JERRY’S GIRLS

Rose Theatre

at the Westin Hotel O’Hare

It certainly sounds like a good idea. After all, Jerry Herman has written some of Broadway’s most memorable songs. A melody line springs to mind at the mere mention of such titles as “Hello, Dolly,” “Mame,” “If He Walked Into My Life,” and “I Am What I Am.” A revue made up solely of his songs should be a surefire hit, especially in the hands of David Dillon, who just won the Jeff Award for best play with his production of The Normal Heart.

But apparently such a revue is more difficult to stage than it seems. I’ve seen two radically different productions of this show. One was a lavish, Broadway-bound extravaganza starring Carol Channing, Leslie Uggams, and Andrea McArdle. The other was Dillon’s version, which just opened at the Rose Theatre in the Westin Hotel O’Hare. Although they were irritating in different ways, both were very irritating, and I’m beginning to wonder if a revue of Herman’s songs is such a good idea after all.

Whatever the problems are, they can’t be blamed on Jerry Herman. His songs are relentlessly light, bright, and lilting–which is just how he likes them. He wants people to leave the theater humming, and he laughs when he’s accused of being too commercial. “That’s like saying the bride is too pretty,” he once told an interviewer. “To me, the ultimate compliment is being called commercial. I love the word commercial. Commercial is my middle name!”

Obviously, this guy aims to please, and he certainly has succeeded in pleasing a lot of people.

But Herman writes show tunes, and when his songs are taken out of context, directors apparently feel an irresistible urge to surround them with spectacle.

In the Broadway-bound version, the three stars were given license to ham it up shamelessly, which quickly became tedious. Carol Channing, for example, wore baggy long underwear when she played an ugly stripper being urged to “put it back on,” and the song seemed endless.

But Herman did not intend Jerry’s Girls to be staged so lavishly.
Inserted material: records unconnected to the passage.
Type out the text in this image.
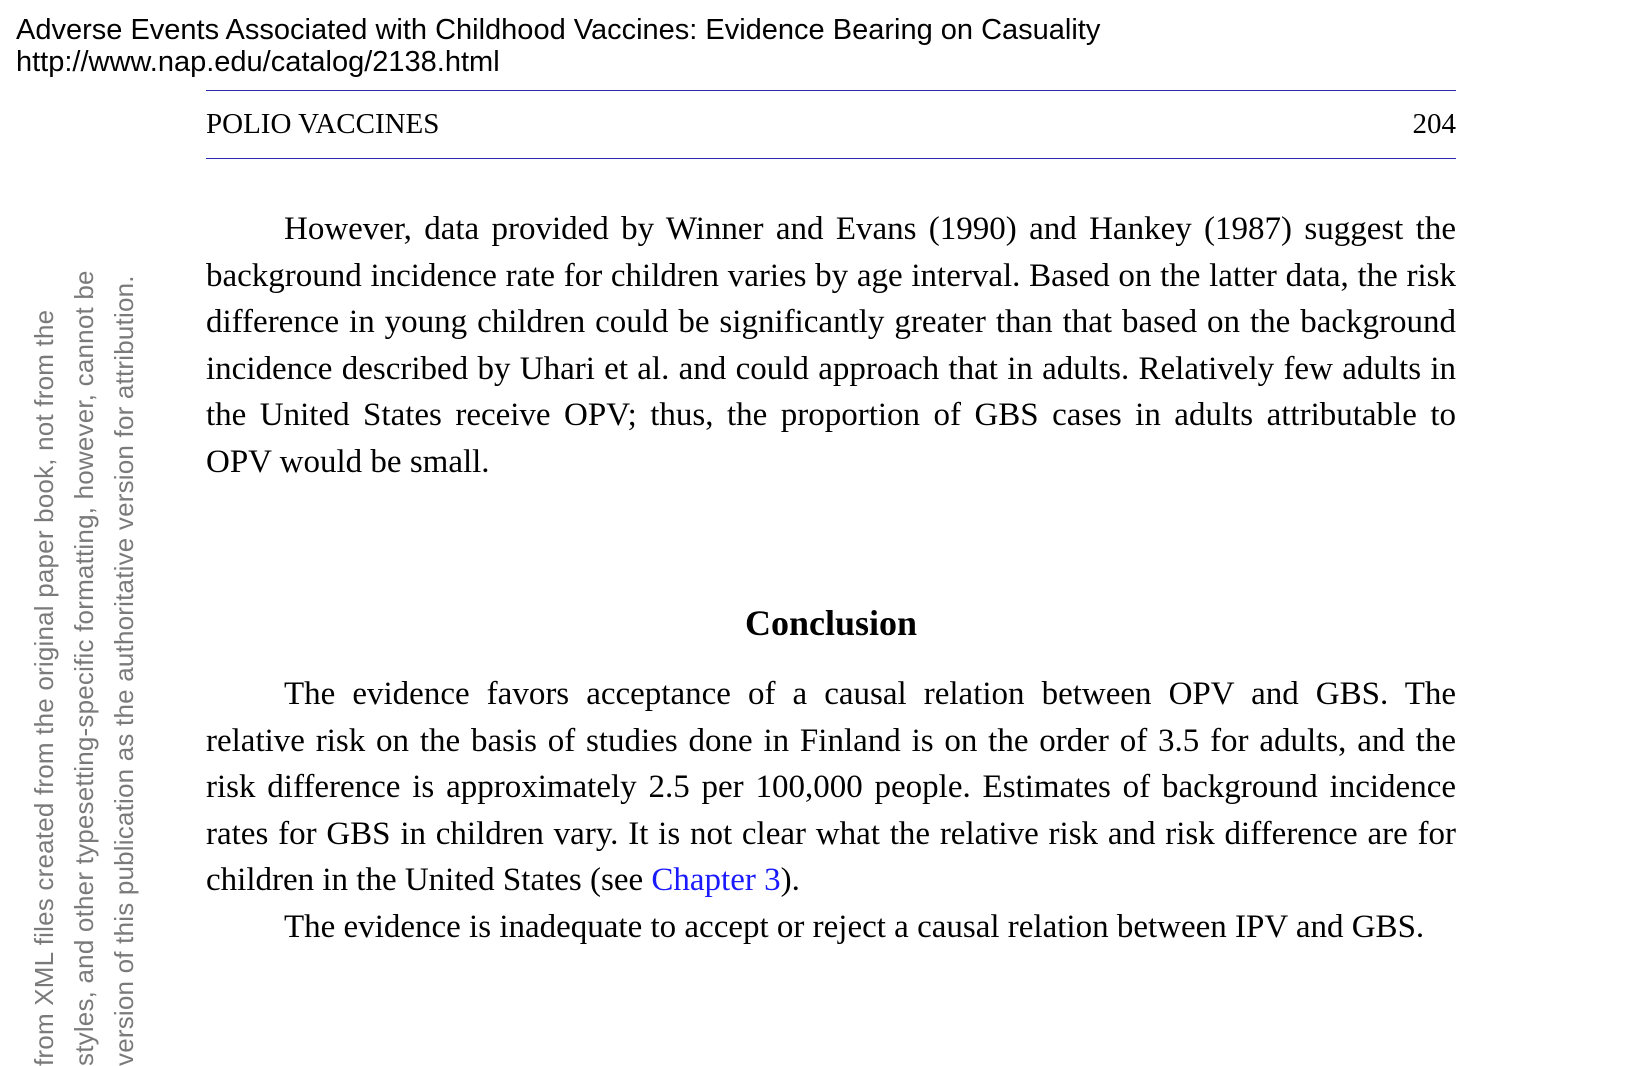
Adverse Events Associated with Childhood Vaccines: Evidence Bearing on Casuality
http://www.nap.edu/catalog/2138.html
from XML files created from the original paper book, not from the styles, and other typesetting-specific formatting, however, cannot be version of this publication as the authoritative version for attribution.
POLIO VACCINES	204

However, data provided by Winner and Evans (1990) and Hankey (1987) suggest the background incidence rate for children varies by age interval. Based on the latter data, the risk difference in young children could be significantly greater than that based on the background incidence described by Uhari et al. and could approach that in adults. Relatively few adults in the United States receive OPV; thus, the proportion of GBS cases in adults attributable to OPV would be small.

Conclusion

The evidence favors acceptance of a causal relation between OPV and GBS. The relative risk on the basis of studies done in Finland is on the order of 3.5 for adults, and the risk difference is approximately 2.5 per 100,000 people. Estimates of background incidence rates for GBS in children vary. It is not clear what the relative risk and risk difference are for children in the United States (see Chapter 3).

The evidence is inadequate to accept or reject a causal relation between IPV and GBS.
The show began as an intimate cabaret act at Ted Hook’s Onstage in New York City, where it ran for a year. Then producer Zev Buffman got his hands on it, and pumped it up into a Broadway extravaganza.

OK, so inflating it was a bad idea. But Dillon, despite his intention to return the revue to its original form, has succumbed to the same temptation. He simplified the visuals by reducing everything to black and white (except for a few brightly colored props), but then had Brigid Brown design some tacky costumes that make the women look like office workers who are going to a party straight from work. He reduced the orchestra to a piano, percussion, and bass, but then made the three musicians as distracting as possible by putting them right on stage.

Worst of all, he hired five inexperienced performers, and then tried to keep them in perpetual motion. The relentless movement, choreographed by Marc Robin, seems to distract the women, especially Anne Kanengeiser and Anne Dekom, who sometimes have trouble holding a tune as they scramble from pose to pose. When they stand still, they all sing quite nicely. In fact, two of the best numbers of the show–“I Don’t Want to Know” and “I Am What I Am”–are performed by Elena Ferrante, who stands motionless in a single spotlight.

But such pleasant interludes are rare. Most of the time, the women are instructed to mug and overact, especially in the early numbers. When they have nothing else to do, they illustrate the lyrics. During “It Only Takes a Moment,” when Anne Dekom sings “he held me for an instant” she hugs herself, apparently to help any hard-of-hearing patrons.

Some of the illustrations are simply weird. During “We Need a Little Christmas,” from Mame, Lori Hammel appears as an enormously pregnant woman who is lifted onto a platform and decorated like a Christmas tree by her four cohorts, who hang ornaments from her glasses, and wrap a garland around her neck.

As it turns out, Hammel is also dressed as a pregnant woman for the next number, “Gooch’s Song,” which is also from Mame. She plays a young woman who takes Mame’s advice to live a little, and now must bear the consequences–literally. “I went out and found my prince, and have I been nauseous ever since.” The number works, primarily because Hammel is an adept actress as well as a singer.

Beth Broadwater also does a nice job with the relatively simple versions of “Wherever He Ain’t” and “Look What Happened to Mabel,” from Mack and Mabel.

But if the revue is ever going to work, it must get back to basics, and the basics are Jerry Herman’s words and music. Just let the “girls” (how did Herman get away with such a sexist title?) sing the hell out of these songs, and don’t even try to create miniversions of the musicals they come from. If Herman is truly a legendary songwriter, his work ought to be able to stand on its own–without any support from inane skits.

Despite all its faults, this production of Jerry’s Girls might do all right. The Westin’s guests are a captive audience–there’s not much else to do in Rosemont besides watch planes landing and taking off.